Please Don't Mark It Wrong - How Our Society Raise Children Afraid to Fail

Another child stands by me asking for my help, 5 seconds after the assignment has been given, "But I just don't get it, Mrs. Ripp..."  And I ask, because this is the 3rd time today that this child has come up to me immediately into work time, "Well, did you try?"  She hasn't, she is scared, and she admits it readily;  "Please don't circle it.  Please don't mark it wrong."  So upset, she raises her voice, pleads with me as if my circle matters.  As if my marker holds the power.  And I am stumped because how does a 5th grader get that scared of failing?

The truth is we are doing this to kids, we, this society in pursuit of perfection is doing it to our kids, because it was done to us as well.  My daughter, who granted is only a wise two and a half year old is not afraid to fail.  She gets frustrated sure, but she tries and tries and then sometimes tries again.  We encourage this at home, urging her on, urging her to explore, to pick herself up.  Again, again, again.  Will she be the child in 8 years that stands petrified in front of me, asking for help because trying seems too daunting?

No teacher or parent tries to make their child afraid of failure.  Yet our practices in schools support this notion that failure is the worst thing that can happen.  An incorrect answer on a test pulls down your grade, you get enough, and you get an F for failure stamped across it for the world to see.  That F means nothing valid, nothing worth reading here, nothing worth.  Homework that is meant to be practice is tabulated, calculated, and spit out on our report cards.  The child who gets the answer right is heralded as smart, the child who gets it wrong is told to keep trying and maybe they will get it someday.

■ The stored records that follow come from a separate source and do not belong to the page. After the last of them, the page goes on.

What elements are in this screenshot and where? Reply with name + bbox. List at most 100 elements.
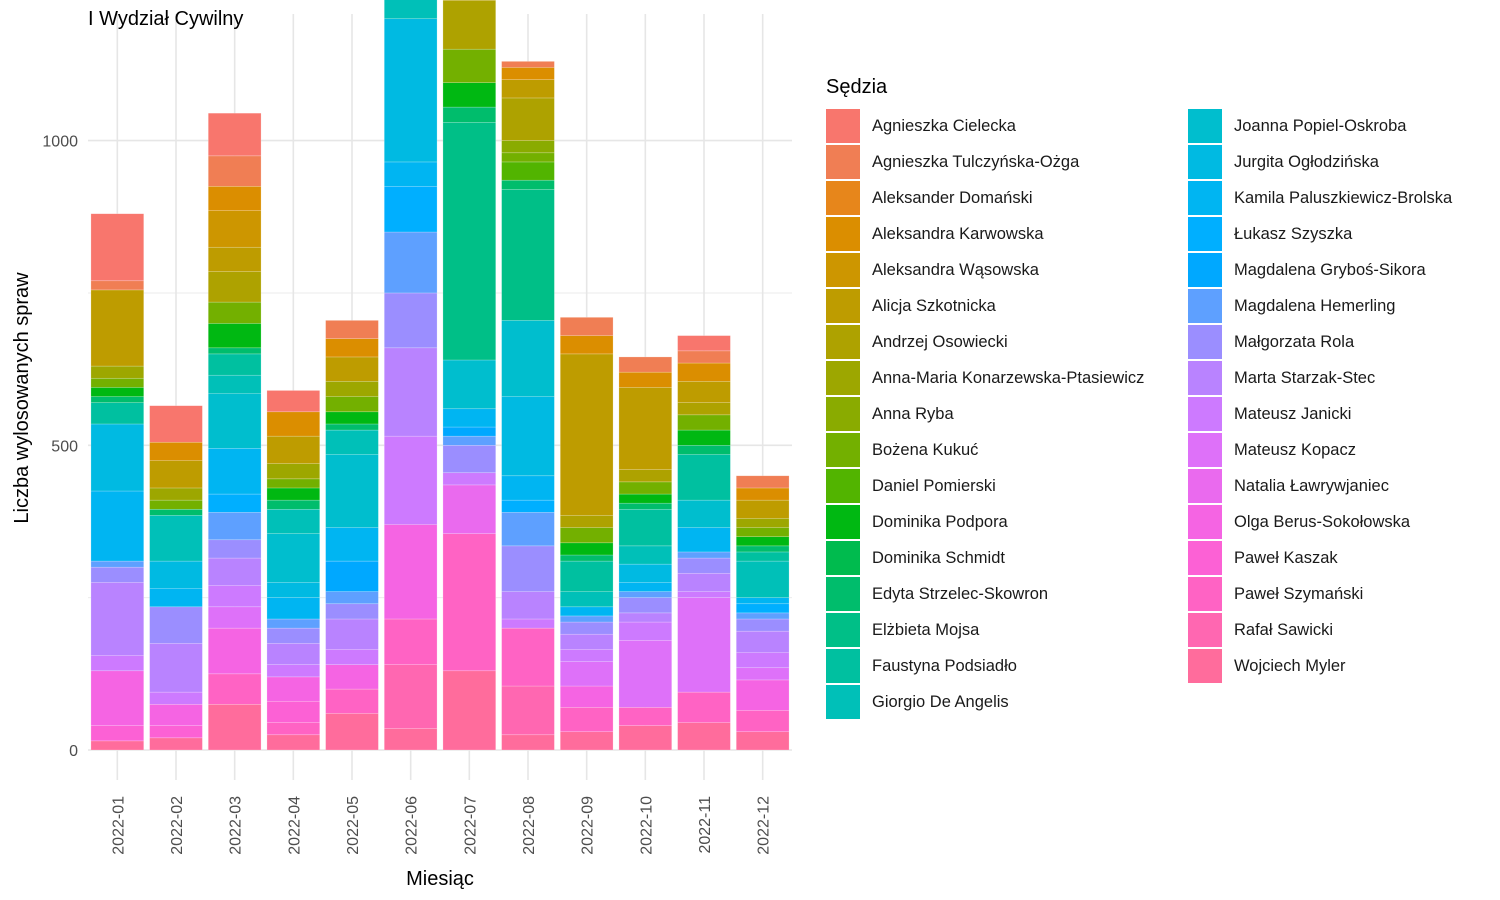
bar-segment [149, 643, 203, 693]
bar-segment [90, 289, 145, 367]
bar-segment [207, 210, 262, 248]
legend-label: Kamila Paluszkiewicz-Brolska [1234, 188, 1453, 207]
bar-segment [149, 703, 203, 726]
bar-segment [735, 618, 790, 632]
bar-segment [90, 670, 145, 726]
legend-item: Jurgita Ogłodzińska [1188, 144, 1379, 180]
bar-segment [677, 572, 731, 592]
bar-segment [735, 612, 790, 620]
bar-segment [383, 161, 438, 187]
legend-key [826, 397, 860, 431]
bar-segment [501, 512, 555, 547]
legend-item: Aleksandra Wąsowska [826, 252, 1039, 288]
bar-segment [677, 454, 731, 501]
bar-segment [383, 292, 438, 349]
x-tick-label: 2022-10 [638, 796, 655, 855]
bar-segment [207, 112, 262, 157]
bar-segment [325, 356, 379, 382]
legend-label: Aleksandra Wąsowska [872, 260, 1039, 279]
bar-segment [442, 472, 497, 486]
bar-segment [618, 356, 673, 373]
legend-key [826, 577, 860, 611]
legend-key [826, 505, 860, 539]
legend-key [826, 181, 860, 215]
y-tick-label: 0 [69, 743, 78, 760]
bar-segment [735, 487, 790, 501]
legend-key [1188, 109, 1222, 143]
bar-segment [325, 429, 379, 455]
bar-segment [207, 246, 262, 272]
bar-segment [266, 627, 321, 644]
legend-item: Aleksander Domański [826, 180, 1033, 216]
legend-key [826, 289, 860, 323]
bar-segment [207, 155, 262, 187]
legend-item: Faustyna Podsiadło [826, 648, 1017, 684]
bar-segment [383, 347, 438, 437]
bar-segment [207, 703, 262, 751]
y-tick-label: 1000 [42, 134, 78, 151]
bar-segment [90, 725, 145, 742]
legend-key [826, 613, 860, 647]
legend-item: Paweł Kaszak [1188, 540, 1338, 576]
legend-label: Faustyna Podsiadło [872, 656, 1017, 675]
bar-segment [618, 591, 673, 598]
x-tick-label: 2022-06 [404, 796, 421, 855]
bar-segment [325, 664, 379, 690]
bar-segment [501, 591, 555, 620]
bar-segment [325, 713, 379, 751]
bar-segment [559, 731, 614, 751]
bar-segment [442, 48, 497, 84]
bar-segment [559, 554, 614, 562]
bar-segment [149, 499, 203, 510]
legend-item: Elżbieta Mojsa [826, 612, 979, 648]
bar-segment [383, 524, 438, 620]
bar-segment [559, 317, 614, 336]
y-axis-title: Liczba wylosowanych spraw [11, 272, 33, 524]
bar-segment [677, 402, 731, 416]
bar-segment [735, 597, 790, 605]
legend-key [826, 361, 860, 395]
bar-segment [501, 499, 555, 513]
bar-segment [677, 527, 731, 553]
x-tick-label: 2022-08 [521, 796, 538, 855]
x-tick-label: 2022-11 [697, 796, 714, 854]
bars [90, 0, 790, 751]
legend-label: Agnieszka Cielecka [872, 116, 1016, 135]
legend-item: Kamila Paluszkiewicz-Brolska [1188, 180, 1452, 216]
bar-segment [677, 350, 731, 364]
legend-item: Wojciech Myler [1188, 648, 1346, 684]
legend-label: Wojciech Myler [1234, 656, 1346, 675]
bar-segment [266, 463, 321, 480]
bar-segment [149, 515, 203, 562]
legend-label: Marta Starzak-Stec [1234, 368, 1376, 387]
bar-segment [442, 82, 497, 108]
legend-item: Giorgio De Angelis [826, 684, 1009, 720]
bar-segment [735, 536, 790, 547]
legend-key [1188, 613, 1222, 647]
legend-label: Andrzej Osowiecki [872, 332, 1008, 351]
bar-segment [735, 630, 790, 653]
x-tick-label: 2022-05 [345, 796, 362, 855]
bar-segment [207, 347, 262, 355]
legend-item: Andrzej Osowiecki [826, 324, 1008, 360]
legend-item: Mateusz Janicki [1188, 396, 1351, 432]
bar-segment [559, 685, 614, 708]
bar-segment [618, 612, 673, 623]
bar-segment [735, 679, 790, 711]
legend-label: Elżbieta Mojsa [872, 620, 980, 639]
bar-segment [735, 710, 790, 733]
bar-segment [149, 441, 203, 461]
legend-label: Giorgio De Angelis [872, 692, 1009, 711]
legend-item: Rafał Sawicki [1188, 612, 1333, 648]
bar-segment [325, 591, 379, 605]
bar-segment [618, 545, 673, 565]
legend-label: Magdalena Hemerling [1234, 296, 1396, 315]
bar-segment [559, 649, 614, 662]
bar-segment [501, 627, 555, 687]
bar-segment [677, 429, 731, 446]
bar-segment [735, 560, 790, 598]
bar-segment [325, 649, 379, 665]
bar-segment [677, 444, 731, 455]
legend-item: Alicja Szkotnicka [826, 288, 996, 324]
bar-segment [90, 423, 145, 492]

How we run our classrooms directly affect how students feel about themselves.  About how they feel about their own capabilities and their own intelligence.  I fail all the time in front my kids, not on purpose, I try stuff and it doesn't work and we talk about it.  And yet,  I am not perfect either.  I catch myself in using practice problems as assessment, where really they should be viewed just as practice.  I praise the kids that get it right and sometimes don't praise the ones that kept persisting but never reach a correct answer.  I don't alway have enough time to explore all of the options so I guide the kids toward success knowing that some venues will lead them to failure.  I shield them from it sometimes because I don't want to crush their spirits.

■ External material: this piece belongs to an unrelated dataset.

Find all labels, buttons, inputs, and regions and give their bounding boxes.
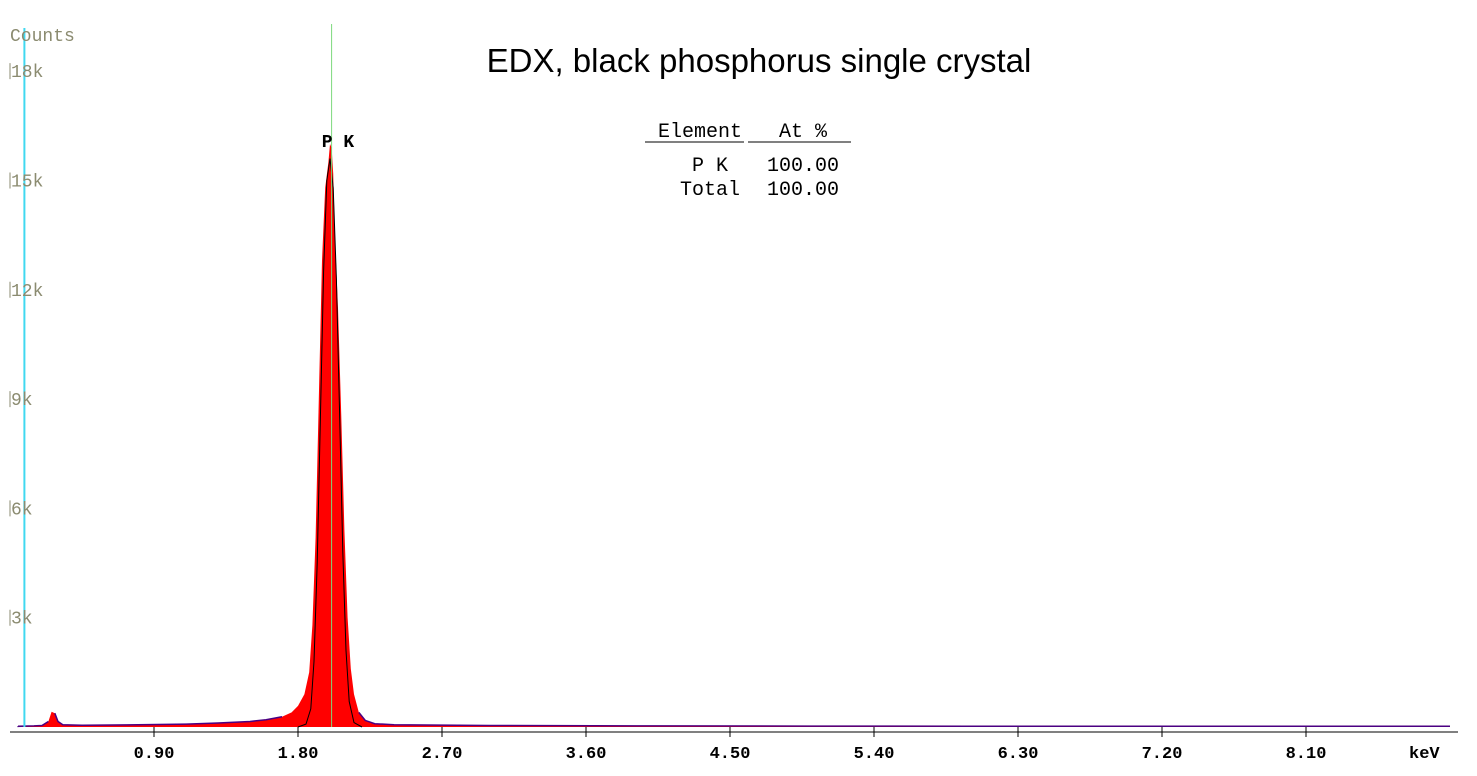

We have to stand up for our children and we have to turn this notion around that failure is the worst thing that can happen.  Failure is not the worst; not trying is.  We have to keep our kids believing in themselves and having enough confidence to try something.  If we don't we are raising kids that follow all of the rules, that never take risks, that never discover something new.   And that failure is too big to remedy.



An Easy Statement

You know what is easy to say? That our education system is broken. It is also easy to say that it is because of standardized tests, because of politicians, too much red tape and clueless administrators. We need more money, we need smaller class sizes, more time, more enthusiasm. I could go on listing all of the things we need.

And yet, at some point we must own up to our own responsibility. At some point we must change our statements and no longer just say that the system is broken. At some point we must say, I am part of the solution. That perhaps not everything in the system is broken but that there are flaws and we can do something about it.

Saying the system is broken is too easy. It removes responsibility. Take the responsibility, be the change, and then spread the word.